The other day I was at the old ‘waste too much film’ bridge at Pan Am’s East Deerfield Yard near Greenfield, Massachusetts. An eastward freight was about to proceed into the yard when a hawk landed atop the code lines.
Here was an opportunity for an interesting image of the bird and a train in the distance. My intention was make a visual juxtaposition between the two subjects. An interesting concept, but one fraught with technical difficulties.
I faced several problems. The bird was too distant to make for a substantial subject using my longest lens. Furthermore there was too great a distance between the bird and the train to allow both to be in relative focus when using my 200mm telephoto lens. (An even longer lens would have acerbated this problem).

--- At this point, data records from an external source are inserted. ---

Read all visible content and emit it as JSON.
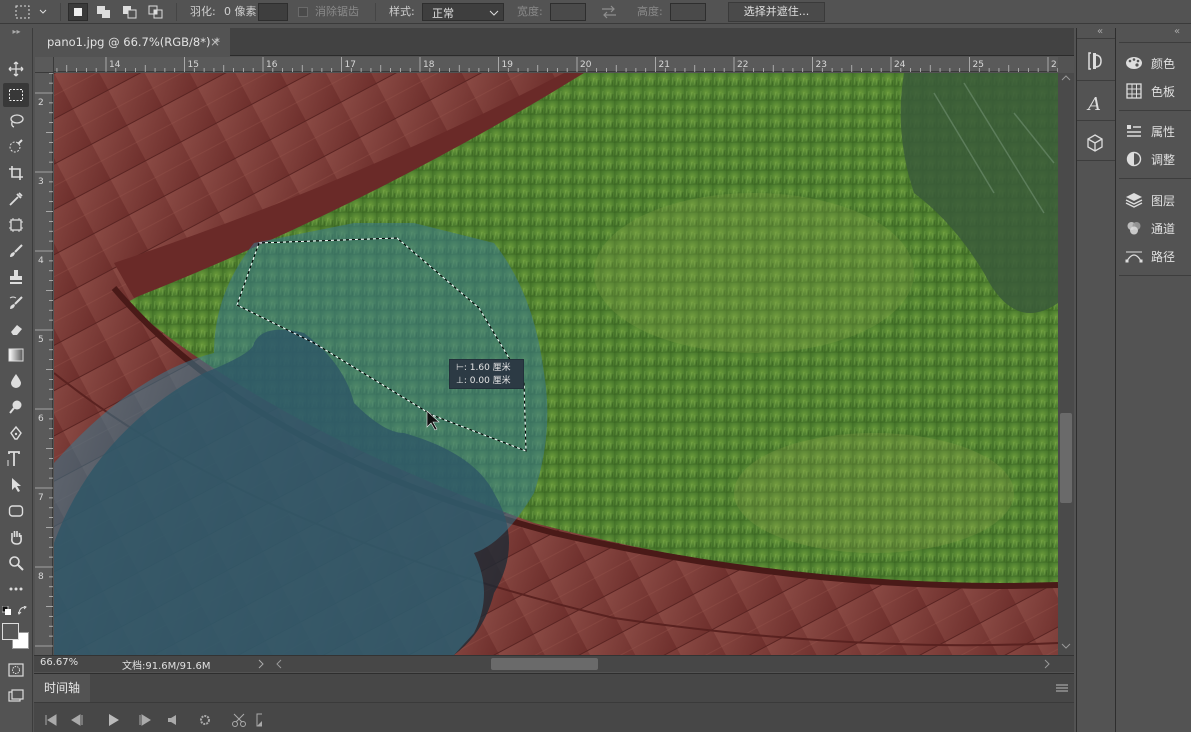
{
  "options": {
    "feather_label": "羽化:",
    "feather_value": "0 像素",
    "antialias_label": "消除锯齿",
    "style_label": "样式:",
    "style_value": "正常",
    "width_label": "宽度:",
    "height_label": "高度:",
    "select_mask_button": "选择并遮住..."
  },
  "document": {
    "tab_title": "pano1.jpg @ 66.7%(RGB/8*) *",
    "close_glyph": "×"
  },
  "ruler": {
    "h_labels": [
      "14",
      "15",
      "16",
      "17",
      "18",
      "19",
      "20",
      "21",
      "22",
      "23",
      "24",
      "25",
      "2"
    ],
    "v_labels": [
      "2",
      "3",
      "4",
      "5",
      "6",
      "7",
      "8"
    ]
  },
  "tooltip": {
    "line1_icon": "⊢:",
    "line1_value": "1.60 厘米",
    "line2_icon": "⊥:",
    "line2_value": "0.00 厘米"
  },
  "status": {
    "zoom": "66.67%",
    "doc_info": "文档:91.6M/91.6M"
  },
  "timeline": {
    "tab_label": "时间轴"
  },
  "panels": {
    "items": [
      {
        "label": "颜色",
        "icon": "palette-icon"
      },
      {
        "label": "色板",
        "icon": "swatches-grid-icon"
      },
      {
        "label": "属性",
        "icon": "properties-sliders-icon"
      },
      {
        "label": "调整",
        "icon": "adjustments-circle-icon"
      },
      {
        "label": "图层",
        "icon": "layers-stack-icon"
      },
      {
        "label": "通道",
        "icon": "channels-rgb-icon"
      },
      {
        "label": "路径",
        "icon": "paths-pen-icon"
      }
    ],
    "collapse_glyph": "«"
  },
  "colors": {
    "ui_bg": "#535353",
    "ui_dark": "#424242",
    "grass": "#4a7a2c",
    "deck": "#7a3a34",
    "quickmask_overlay": "#2a6a80"
  }
}
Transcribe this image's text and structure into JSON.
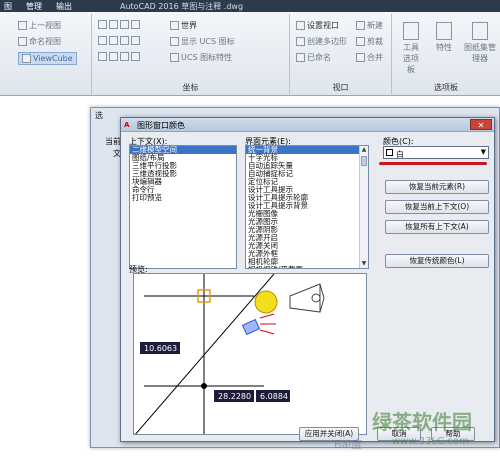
{
  "titlebar": {
    "tabs": [
      "图",
      "管理",
      "输出"
    ],
    "title": "AutoCAD 2016    草图与注释 .dwg"
  },
  "ribbon": {
    "view_items": [
      "上一视图",
      "命名视图",
      "ViewCube"
    ],
    "coord_items": [
      "世界",
      "显示 UCS 图标",
      "UCS 图标特性"
    ],
    "coord_label": "坐标",
    "viewport_items": [
      "设置视口",
      "创建多边形",
      "已命名",
      "新建",
      "剪裁",
      "合并"
    ],
    "viewport_label": "视口",
    "palette_items": [
      "工具选项板",
      "特性",
      "图纸集管理器"
    ],
    "palette_label": "选项板"
  },
  "outer_dialog": {
    "title": "选",
    "pane_label": "当前",
    "pane_tab": "文"
  },
  "dialog": {
    "title": "图形窗口颜色",
    "context_label": "上下文(X):",
    "context_items": [
      "二维模型空间",
      "图纸/布局",
      "三维平行投影",
      "三维透视投影",
      "块编辑器",
      "命令行",
      "打印预览"
    ],
    "context_selected": 0,
    "element_label": "界面元素(E):",
    "element_items": [
      "统一背景",
      "十字光标",
      "自动追踪矢量",
      "自动捕捉标记",
      "定位标记",
      "设计工具提示",
      "设计工具提示轮廓",
      "设计工具提示背景",
      "光栅图像",
      "光源图示",
      "光源阴影",
      "光源开启",
      "光源关闭",
      "光源外框",
      "相机轮廓",
      "相机视锥/平截面",
      "相机剪裁平面",
      "光域网"
    ],
    "element_selected": 0,
    "color_label": "颜色(C):",
    "color_value": "白",
    "buttons": {
      "restore_element": "恢复当前元素(R)",
      "restore_context": "恢复当前上下文(O)",
      "restore_all": "恢复所有上下文(A)",
      "restore_classic": "恢复传统颜色(L)"
    },
    "preview_label": "预览:",
    "preview_values": [
      "10.6063",
      "28.2280",
      "6.0884"
    ],
    "footer": {
      "apply": "应用并关闭(A)",
      "cancel": "取消",
      "help": "帮助"
    }
  },
  "watermark": {
    "main": "绿茶软件园",
    "sub": "www.33LC.com",
    "baidu": "Bai度"
  }
}
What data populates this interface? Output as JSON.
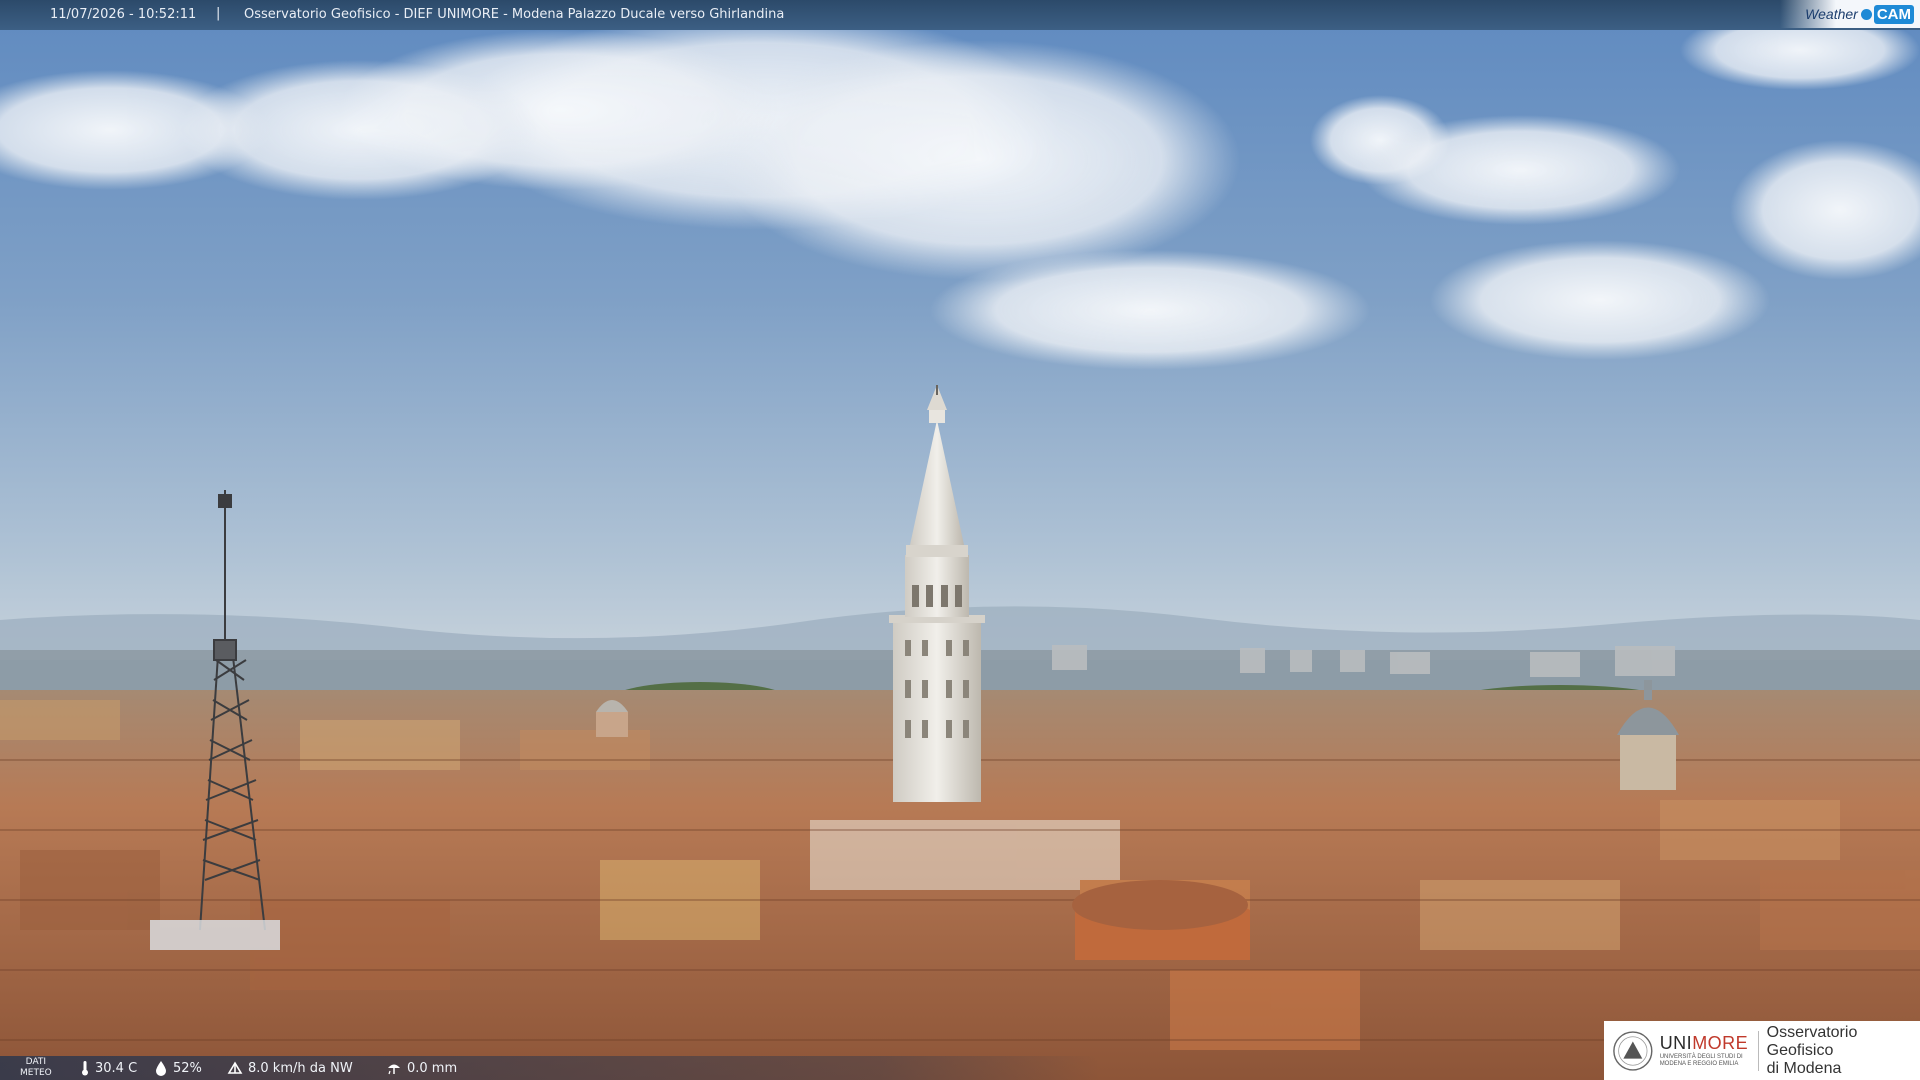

To allow for greater depth of field (relative focus) I upped the ISO on my Canon 7D to 800, which allowed me to set a smaller aperture (f11).
The larger f-number indicates a smaller aperture opening, while this lets in less light to sensor, it increases the depth of field (thus my need to increase the ISO to allow using a relative quick shutter speed to minimize camera shake). Often when photographing trains I want to use a smaller f-number to help offset the train from the background, but not in this case.
Also, some clouds obscured the sun. This had the dual unfortunate effects of flattening the light and allowing the bird blend into its background, while reducing the amount light on the scene to make an already difficult exposure more problematic.
There were several other problems. Most notably was the effect of the under-growth along the code lines that visually obscured the locomotives in the distance. If I moved to the left to get around the brush, the bird and train no longer had a workable juxtaposition.
Ideally, If I could have been about 10-15 feet higher, I might have been able to make this concept work, but there was no way to gain elevation. In this case I simply exposed the photo with the brush and hoped for the best.
Another difficulty was getting the bird to cooperate. I’m not fluent in Hawkese. But I wanted the bird to turn its head, otherwise it might just seem like a feathered blob, so I made some ‘tsking’ sounds to attract its attention.
Then the locomotive engineer throttled up and the dull roar of dual EMD 16-645E3 diesels startled the bird (or otherwise annoyed it) and it flew away. In the meantime I repositioned to make a series of more conventional photos of the freight train.
On the plus side, as the freight approached, the sun came out making for some photographic possibilities. The train was moving slowly, allowing me to change lenses and exposed a sequence of both digital and film photographs.